Muchos coches en días de lluvia

05/04/2019

El de ayer fue un día irritante. Un día para practicar la paciencia, para dimitir de cualquier responsabilidad, para inventar una excusa y quedarse entre las sábanas. Oculto bajo la manta, como el culpable que se esconde. La lluvia es el fenómeno meteorológico que más pone en evidencia las carencias de una ciudad. Se veía venir desde hacía semanas, con las últimas gotas del invierno. Inaugurada incluso la primavera. Las nubes del fin de semana presagiaban más días de chubasqueros, retenciones y kleenex. Una rutina salpicada de atascos, retrasos, algún que otro accidente, alguna que otra caída. Desde bien temprano las nubes comenzaron a descargar ese agua tan deseada en el campo como inoportuna en la urbe. Padres y madres que llegan tarde al cole cargados de paraguas, mochilas y ropa de otoño en pleno abril. Y currantes de malhumor que, como yo, abusan del coche por no querer usar el transporte público. Por la comodidad irresponsable de aparcar en la puerta o por la deficiencia del transporte público. Muchos tampoco creen en la Metroguagua.

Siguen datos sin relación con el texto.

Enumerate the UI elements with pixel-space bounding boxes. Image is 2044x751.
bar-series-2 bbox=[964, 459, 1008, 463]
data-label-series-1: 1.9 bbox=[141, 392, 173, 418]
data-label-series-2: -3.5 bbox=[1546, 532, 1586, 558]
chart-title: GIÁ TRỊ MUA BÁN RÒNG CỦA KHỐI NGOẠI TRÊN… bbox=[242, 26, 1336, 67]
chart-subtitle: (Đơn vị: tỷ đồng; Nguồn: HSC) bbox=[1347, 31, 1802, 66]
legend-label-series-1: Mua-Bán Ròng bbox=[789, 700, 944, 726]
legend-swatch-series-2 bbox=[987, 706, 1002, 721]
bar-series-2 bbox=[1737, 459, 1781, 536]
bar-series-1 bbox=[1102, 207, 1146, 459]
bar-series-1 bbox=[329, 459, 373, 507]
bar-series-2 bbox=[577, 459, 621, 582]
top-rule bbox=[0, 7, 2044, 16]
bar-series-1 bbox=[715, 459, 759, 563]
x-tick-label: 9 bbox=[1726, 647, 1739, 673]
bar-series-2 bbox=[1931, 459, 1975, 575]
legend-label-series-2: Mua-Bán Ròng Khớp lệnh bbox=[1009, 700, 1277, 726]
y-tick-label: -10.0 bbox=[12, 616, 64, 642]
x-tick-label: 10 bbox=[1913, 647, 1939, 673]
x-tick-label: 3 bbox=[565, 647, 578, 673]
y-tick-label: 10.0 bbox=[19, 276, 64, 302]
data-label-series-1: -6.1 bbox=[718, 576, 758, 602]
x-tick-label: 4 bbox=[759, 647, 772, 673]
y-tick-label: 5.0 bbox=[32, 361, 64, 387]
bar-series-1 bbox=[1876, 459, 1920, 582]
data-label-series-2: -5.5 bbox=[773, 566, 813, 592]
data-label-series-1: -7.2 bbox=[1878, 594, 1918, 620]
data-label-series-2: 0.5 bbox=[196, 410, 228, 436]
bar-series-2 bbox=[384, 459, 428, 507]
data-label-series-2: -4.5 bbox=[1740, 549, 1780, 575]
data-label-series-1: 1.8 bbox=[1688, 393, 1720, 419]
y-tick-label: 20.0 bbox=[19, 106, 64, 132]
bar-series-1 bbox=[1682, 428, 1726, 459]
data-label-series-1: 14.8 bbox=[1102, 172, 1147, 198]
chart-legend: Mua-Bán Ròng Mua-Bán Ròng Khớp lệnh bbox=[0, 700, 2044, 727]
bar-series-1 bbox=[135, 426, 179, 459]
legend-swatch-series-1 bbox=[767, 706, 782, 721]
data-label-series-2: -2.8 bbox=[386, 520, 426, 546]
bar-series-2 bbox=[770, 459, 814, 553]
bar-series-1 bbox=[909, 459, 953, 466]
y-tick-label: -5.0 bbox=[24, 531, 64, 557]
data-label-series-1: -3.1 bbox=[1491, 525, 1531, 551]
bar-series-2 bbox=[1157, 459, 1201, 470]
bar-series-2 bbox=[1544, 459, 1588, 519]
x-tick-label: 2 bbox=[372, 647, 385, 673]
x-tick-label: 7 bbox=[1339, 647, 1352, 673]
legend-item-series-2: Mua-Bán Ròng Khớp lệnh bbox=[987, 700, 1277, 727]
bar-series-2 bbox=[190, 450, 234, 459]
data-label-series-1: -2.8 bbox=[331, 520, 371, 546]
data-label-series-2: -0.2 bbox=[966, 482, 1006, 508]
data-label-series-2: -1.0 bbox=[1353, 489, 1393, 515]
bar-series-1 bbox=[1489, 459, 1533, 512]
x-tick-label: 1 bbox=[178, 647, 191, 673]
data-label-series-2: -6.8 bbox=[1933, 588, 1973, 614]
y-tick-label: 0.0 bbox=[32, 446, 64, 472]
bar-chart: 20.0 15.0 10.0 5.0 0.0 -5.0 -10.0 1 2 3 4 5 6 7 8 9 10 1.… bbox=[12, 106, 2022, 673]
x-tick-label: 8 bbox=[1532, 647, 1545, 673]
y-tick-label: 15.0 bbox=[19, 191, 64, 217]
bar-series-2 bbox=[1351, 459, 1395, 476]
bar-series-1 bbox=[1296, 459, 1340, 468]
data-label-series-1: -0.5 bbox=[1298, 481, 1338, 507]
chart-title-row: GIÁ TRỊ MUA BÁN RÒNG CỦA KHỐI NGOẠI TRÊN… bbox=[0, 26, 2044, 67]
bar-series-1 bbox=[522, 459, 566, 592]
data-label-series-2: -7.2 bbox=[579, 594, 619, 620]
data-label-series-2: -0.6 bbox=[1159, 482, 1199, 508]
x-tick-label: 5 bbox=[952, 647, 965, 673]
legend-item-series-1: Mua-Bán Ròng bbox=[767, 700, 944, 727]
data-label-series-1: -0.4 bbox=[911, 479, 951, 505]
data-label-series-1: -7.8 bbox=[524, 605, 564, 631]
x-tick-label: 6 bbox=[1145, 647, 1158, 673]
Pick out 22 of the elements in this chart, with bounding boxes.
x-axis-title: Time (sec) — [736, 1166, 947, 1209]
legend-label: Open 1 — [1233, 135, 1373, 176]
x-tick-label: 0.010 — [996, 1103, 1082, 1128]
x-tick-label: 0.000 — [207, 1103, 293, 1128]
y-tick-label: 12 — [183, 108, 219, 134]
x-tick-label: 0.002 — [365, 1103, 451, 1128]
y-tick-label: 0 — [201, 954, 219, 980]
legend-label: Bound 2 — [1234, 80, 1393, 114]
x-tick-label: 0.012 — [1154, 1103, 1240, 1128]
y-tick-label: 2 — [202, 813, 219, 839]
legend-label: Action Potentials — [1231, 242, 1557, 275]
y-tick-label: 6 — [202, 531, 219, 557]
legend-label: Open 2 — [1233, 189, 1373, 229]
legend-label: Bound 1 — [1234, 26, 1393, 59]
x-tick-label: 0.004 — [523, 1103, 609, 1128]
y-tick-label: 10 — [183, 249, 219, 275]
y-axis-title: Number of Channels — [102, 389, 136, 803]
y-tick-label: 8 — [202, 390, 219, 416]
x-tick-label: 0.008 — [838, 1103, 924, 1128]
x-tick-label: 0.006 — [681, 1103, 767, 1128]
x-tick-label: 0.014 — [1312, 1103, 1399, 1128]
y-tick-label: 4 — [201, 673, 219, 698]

«La comodidad irresponsable de aparcar en la puerta o por la deficiencia del servicio público»

Y es que otro día de lluvia, goteras y charcos, condicionado por los colapsos y las prisas de siempre, volvió a demostrar que Las Palmas de Gran Canaria, la mayor y más poblada ciudad del archipiélago, no está del todo preparada para afrontar las consecuencias de la tormenta. No lo está habitualmente para digerir los miles de coches que la recorren en hora punta, menos cuando caen cuatro gotas. A primera hora de la mañana el tráfico comenzó a concentrarse en las principales arterias de la ciudad y los bocinazos iniciaron el concierto de cada día lluvioso. Ayer, agravado por varios accidentes en puntos neurálgicos de la city aún en la oscuridad.

No sólo los coches, también las guaguas acusaron las lagunas de organización del tráfico que existen en días como el de ayer. Unas paradas a rebosar con gente que tenía que esperar a que pasara el siguiente vehículo porque el primero iba lleno, y esperar mucho. Mojados, y enfadados. Del caos en el que se convierte la ciudad en estos días de bendita lluvia, y que sufrimos todos los ciudadanos también como cómplices del Apocalipsis, se deben diferenciar dos problemas que se retroalimentan y se condicionan. Por un lado, el grave problema de circulación que tiene una urbe saturada de coches por la mala práctica de los conductores y la mala planificación. Un problema independiente al tiempo, pero que se multiplica con los aguaceros. Y por otro, la falta de previsión a la hora de ejecutar obras y solucionar las carencias de infraestructuras que magnifican problemas de evacuación, alcantarillado y drenaje. Días como el de ayer seguirán repitiéndose por la masificación y la falta de previsión de la administraciones. Y por el imparable proceso de gentilización de las ciudades.